Just Write: Between poetry and plain

I've been writing in poetry lately.  I've been wanting images to do the speaking for me.  Because there are times I just don't want to say it plain.  You know, as it really is.  It's at least a little prettified and artsy with colorful imagery and photos and sparse, succinct words.  Sometimes, I prefer that.  And I've been wondering, why.  Not really the poetry itself, but why this forceful pull back to simpler times, back to childhood - memories of Papa, children's books, the lingering there in nostalgia, as if I've reverted back twenty years and want to stay there awhile.  Is this just the autumn season, or is it more?

But of course, I can answer that, in part.  I am, after all, educated in psychology and counseling.  I know enough what lies beneath all this.  And I still don't want to write it.  I, who am prone to introspection; I, who am painfully self-aware, observant; I don't want to dive into this pool.

Heather wrote this on her blog today, too, in her own story.  About that pit of anxiety, ever-present, that she walks around, picks up, puts down, comes back to, each day.  She didn't write the whys.  She didn't write the shame-on-yous.  She didn't write the I-need-to-pray-mores.  She just wrote the trail of thoughts, the thinking about thinking, the wrestling and wrangling to stay present in the moment, to breathe, to look, to see what's right here, even if the anxiety lies just a breath beyond.  And oh, how I relate to all that

This is all so cryptic, I know.  I fight the urge to wrap this up neatly, but I can't.  My writing today, I'm afraid, is not about understanding or enlightening or making plain what is.  It's simply admitting that it's nice, sometimes, to hide within poetry and pictures and children's books.  I'll come out in awhile.

And here, let me finish by indulging, yet again, in a picture.  

We were at the pumpkin patch on Sunday, Ricardo and Mom trailing behind me in the fields while I hunted for the "right" pumpkins to take home.  And the child Amber just couldn't walk past this one, couldn't leave it to rot in the fields alone (as if a pumpkin's "feelings" need to be validated, I know). 

As I type this, an old man sits with his wife here at a table in Starbucks, spooning chocolate drizzled whipped cream into his mouth from the top of his mocha, his translucent, wrinkled hand shaking.  A baseball hat rests on the table, beside him, with the words "Holy cow, I'm 90!"across the front.

There are things about us, too, that don't need to change with age. 

*Joining up today with Heather's blog and all the writers at Just Write...


  1. Amber, I love this.
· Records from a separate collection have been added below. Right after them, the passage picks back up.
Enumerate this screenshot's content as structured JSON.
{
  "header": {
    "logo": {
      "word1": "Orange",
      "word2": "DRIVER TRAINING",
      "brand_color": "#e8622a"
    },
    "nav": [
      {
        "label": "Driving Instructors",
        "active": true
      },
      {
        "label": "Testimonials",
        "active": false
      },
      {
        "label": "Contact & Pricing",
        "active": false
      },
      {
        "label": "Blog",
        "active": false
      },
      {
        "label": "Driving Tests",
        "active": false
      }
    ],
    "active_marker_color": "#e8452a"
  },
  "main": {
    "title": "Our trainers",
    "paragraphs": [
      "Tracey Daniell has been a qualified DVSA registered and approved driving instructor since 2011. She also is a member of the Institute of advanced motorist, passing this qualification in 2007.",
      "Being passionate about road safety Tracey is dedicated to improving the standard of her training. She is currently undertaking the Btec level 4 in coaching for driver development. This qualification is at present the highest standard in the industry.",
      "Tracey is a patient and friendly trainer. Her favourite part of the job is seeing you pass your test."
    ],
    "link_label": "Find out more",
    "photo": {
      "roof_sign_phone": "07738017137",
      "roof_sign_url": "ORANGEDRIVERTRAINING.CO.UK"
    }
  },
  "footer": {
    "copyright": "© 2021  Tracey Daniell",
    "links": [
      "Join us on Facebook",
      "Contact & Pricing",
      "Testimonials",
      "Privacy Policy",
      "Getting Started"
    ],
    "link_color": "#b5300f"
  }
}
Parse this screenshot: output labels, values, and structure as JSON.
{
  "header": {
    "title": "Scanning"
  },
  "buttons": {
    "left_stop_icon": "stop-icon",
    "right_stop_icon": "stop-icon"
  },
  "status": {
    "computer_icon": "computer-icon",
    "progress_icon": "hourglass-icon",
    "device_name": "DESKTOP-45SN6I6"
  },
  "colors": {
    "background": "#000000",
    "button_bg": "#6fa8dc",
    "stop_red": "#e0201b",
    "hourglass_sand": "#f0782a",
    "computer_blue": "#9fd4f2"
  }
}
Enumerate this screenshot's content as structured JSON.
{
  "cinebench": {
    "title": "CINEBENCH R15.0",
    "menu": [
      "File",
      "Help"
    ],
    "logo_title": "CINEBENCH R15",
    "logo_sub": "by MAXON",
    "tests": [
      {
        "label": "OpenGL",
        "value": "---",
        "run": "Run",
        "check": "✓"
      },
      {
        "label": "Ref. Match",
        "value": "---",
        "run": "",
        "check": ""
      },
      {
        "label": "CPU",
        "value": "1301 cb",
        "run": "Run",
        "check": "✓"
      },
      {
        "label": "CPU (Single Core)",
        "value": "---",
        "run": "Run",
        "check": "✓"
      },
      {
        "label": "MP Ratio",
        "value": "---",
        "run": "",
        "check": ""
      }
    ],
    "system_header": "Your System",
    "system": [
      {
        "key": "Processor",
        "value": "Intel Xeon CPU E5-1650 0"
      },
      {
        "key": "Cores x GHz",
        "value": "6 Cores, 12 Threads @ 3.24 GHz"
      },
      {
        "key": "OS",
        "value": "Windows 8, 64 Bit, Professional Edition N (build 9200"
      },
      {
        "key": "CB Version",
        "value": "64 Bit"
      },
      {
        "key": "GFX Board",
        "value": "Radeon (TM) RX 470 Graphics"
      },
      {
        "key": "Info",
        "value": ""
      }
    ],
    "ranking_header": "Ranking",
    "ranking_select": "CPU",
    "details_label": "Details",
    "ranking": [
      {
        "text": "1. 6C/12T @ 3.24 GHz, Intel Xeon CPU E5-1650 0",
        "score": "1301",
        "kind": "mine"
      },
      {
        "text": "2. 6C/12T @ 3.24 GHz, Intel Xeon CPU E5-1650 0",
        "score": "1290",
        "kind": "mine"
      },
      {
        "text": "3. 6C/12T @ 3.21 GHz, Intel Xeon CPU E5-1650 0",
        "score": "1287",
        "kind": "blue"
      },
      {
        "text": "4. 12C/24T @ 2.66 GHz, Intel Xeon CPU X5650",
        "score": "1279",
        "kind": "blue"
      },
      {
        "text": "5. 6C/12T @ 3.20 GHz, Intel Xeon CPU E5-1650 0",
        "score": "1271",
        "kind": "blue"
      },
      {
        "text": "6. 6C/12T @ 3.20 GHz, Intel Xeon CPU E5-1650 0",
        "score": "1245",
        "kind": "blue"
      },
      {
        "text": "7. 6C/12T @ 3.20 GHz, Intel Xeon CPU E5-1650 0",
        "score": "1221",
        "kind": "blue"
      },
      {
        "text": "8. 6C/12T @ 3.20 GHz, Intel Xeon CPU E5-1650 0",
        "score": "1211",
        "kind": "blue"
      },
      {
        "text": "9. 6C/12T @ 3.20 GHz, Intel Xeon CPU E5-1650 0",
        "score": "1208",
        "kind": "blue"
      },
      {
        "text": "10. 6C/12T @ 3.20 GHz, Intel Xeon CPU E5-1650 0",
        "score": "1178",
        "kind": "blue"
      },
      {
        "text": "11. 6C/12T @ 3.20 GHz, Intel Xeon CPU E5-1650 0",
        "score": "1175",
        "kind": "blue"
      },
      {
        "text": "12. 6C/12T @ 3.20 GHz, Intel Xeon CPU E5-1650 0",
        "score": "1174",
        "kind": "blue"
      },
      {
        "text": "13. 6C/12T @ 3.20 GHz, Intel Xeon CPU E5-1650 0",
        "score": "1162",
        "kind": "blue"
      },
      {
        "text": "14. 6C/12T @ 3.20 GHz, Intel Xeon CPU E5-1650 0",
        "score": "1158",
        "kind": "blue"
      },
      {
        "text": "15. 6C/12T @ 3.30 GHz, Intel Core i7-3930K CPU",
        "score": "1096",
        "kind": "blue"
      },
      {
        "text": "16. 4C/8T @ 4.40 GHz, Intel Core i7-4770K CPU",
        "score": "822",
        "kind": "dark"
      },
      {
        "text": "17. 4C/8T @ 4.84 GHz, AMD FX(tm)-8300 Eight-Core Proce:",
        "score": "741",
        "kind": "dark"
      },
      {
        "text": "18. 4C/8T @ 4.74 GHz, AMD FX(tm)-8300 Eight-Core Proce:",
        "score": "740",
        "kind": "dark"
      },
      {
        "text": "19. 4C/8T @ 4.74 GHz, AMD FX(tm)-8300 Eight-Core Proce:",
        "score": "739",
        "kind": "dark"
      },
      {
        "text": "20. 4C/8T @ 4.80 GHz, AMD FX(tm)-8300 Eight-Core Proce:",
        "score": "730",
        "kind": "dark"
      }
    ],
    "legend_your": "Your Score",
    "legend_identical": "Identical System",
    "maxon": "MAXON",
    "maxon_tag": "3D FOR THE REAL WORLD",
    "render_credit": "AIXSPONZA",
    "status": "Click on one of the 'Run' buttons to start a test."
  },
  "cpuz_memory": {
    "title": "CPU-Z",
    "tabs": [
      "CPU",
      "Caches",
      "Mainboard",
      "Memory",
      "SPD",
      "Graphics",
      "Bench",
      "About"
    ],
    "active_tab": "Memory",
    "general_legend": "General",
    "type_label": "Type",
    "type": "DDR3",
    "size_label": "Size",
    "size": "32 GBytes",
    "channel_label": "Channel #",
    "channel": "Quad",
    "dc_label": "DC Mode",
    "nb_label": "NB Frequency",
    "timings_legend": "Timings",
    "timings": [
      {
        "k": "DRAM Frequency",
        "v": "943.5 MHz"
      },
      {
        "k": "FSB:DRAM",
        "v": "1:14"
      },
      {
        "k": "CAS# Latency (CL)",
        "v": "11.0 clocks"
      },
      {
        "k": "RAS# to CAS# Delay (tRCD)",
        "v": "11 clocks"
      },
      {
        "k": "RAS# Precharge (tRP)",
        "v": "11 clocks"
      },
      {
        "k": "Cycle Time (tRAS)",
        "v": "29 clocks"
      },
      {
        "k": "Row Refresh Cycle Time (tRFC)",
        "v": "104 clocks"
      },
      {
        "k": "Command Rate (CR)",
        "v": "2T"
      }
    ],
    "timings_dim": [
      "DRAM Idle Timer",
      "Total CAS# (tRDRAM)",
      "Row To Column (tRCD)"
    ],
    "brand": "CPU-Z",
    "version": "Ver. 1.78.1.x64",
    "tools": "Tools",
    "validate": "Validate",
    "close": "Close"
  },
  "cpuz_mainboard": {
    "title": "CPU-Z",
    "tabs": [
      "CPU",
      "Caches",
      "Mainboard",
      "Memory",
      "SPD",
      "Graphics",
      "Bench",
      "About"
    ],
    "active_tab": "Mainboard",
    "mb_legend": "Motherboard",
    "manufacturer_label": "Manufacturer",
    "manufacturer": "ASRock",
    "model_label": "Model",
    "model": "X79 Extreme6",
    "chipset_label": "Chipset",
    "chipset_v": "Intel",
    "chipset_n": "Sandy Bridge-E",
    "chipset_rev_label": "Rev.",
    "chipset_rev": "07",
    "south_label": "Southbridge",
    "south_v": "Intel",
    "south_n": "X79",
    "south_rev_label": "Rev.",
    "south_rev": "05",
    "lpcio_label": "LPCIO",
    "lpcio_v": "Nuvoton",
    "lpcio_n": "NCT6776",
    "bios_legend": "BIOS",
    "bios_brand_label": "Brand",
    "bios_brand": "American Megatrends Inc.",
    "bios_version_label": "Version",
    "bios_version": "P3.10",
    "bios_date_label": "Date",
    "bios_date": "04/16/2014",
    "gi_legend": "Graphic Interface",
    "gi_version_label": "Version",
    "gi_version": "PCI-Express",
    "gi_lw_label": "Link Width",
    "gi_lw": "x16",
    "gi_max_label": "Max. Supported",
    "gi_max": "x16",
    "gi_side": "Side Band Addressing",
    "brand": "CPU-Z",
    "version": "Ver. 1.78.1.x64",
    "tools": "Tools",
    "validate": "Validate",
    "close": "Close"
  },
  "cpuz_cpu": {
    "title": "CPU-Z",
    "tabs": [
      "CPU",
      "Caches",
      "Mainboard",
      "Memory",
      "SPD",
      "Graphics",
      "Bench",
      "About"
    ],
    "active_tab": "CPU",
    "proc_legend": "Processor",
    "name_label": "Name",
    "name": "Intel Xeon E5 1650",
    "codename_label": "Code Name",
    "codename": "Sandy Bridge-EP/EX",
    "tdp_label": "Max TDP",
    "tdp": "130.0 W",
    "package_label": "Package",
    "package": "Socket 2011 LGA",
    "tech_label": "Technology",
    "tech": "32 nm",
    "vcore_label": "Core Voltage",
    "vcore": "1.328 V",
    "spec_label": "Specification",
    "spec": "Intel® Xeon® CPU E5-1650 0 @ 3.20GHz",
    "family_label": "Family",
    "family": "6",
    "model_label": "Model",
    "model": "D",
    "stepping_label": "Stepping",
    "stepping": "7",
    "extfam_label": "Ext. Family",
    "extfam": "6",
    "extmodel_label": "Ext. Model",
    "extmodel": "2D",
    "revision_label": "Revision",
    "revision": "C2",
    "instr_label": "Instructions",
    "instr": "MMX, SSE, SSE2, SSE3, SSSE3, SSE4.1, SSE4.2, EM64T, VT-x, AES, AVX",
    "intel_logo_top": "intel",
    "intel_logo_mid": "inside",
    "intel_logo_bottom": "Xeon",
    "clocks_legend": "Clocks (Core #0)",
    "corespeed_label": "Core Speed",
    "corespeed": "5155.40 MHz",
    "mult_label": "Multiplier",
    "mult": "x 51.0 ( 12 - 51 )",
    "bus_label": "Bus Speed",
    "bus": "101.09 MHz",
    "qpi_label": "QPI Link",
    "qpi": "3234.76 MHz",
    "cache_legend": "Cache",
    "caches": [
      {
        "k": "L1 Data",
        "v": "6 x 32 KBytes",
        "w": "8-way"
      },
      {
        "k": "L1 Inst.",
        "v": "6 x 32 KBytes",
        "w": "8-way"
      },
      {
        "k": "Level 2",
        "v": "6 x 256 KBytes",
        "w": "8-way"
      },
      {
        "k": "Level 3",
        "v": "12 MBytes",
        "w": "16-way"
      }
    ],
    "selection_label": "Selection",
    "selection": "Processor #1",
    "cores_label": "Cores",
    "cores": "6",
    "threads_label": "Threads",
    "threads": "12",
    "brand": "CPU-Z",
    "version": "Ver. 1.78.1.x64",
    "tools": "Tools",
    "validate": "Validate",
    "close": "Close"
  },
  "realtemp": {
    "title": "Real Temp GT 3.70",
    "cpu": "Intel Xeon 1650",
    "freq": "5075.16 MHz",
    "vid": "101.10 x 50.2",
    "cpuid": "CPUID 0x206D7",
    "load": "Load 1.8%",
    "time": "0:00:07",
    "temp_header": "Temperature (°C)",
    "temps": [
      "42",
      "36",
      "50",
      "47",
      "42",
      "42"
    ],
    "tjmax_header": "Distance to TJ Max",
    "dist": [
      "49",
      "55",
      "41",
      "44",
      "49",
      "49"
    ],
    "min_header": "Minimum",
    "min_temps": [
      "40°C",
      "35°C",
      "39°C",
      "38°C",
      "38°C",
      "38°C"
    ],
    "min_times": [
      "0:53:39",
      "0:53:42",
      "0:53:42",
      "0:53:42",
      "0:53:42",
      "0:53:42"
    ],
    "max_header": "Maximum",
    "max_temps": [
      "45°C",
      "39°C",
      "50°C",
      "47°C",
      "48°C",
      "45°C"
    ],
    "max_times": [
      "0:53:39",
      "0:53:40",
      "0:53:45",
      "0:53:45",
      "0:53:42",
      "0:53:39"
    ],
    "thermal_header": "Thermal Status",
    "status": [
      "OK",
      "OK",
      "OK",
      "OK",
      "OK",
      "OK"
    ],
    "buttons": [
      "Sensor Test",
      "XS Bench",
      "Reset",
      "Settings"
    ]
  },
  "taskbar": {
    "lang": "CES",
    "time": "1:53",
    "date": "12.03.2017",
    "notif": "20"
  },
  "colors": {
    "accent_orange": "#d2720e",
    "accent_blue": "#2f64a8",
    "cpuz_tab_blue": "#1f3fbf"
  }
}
Such great wanderings and musings. I so relate to your feelings on both poetry and anxiety, by the way. And I adore your conclusion - that some things about us don't need to change with age...well, it just made my heart do a little happy dance.

    1. Thank you, friend :-) It's a comfort, of sorts, to know other people can relate. The thought of your heart doing a little happy dance just extended the joy to me.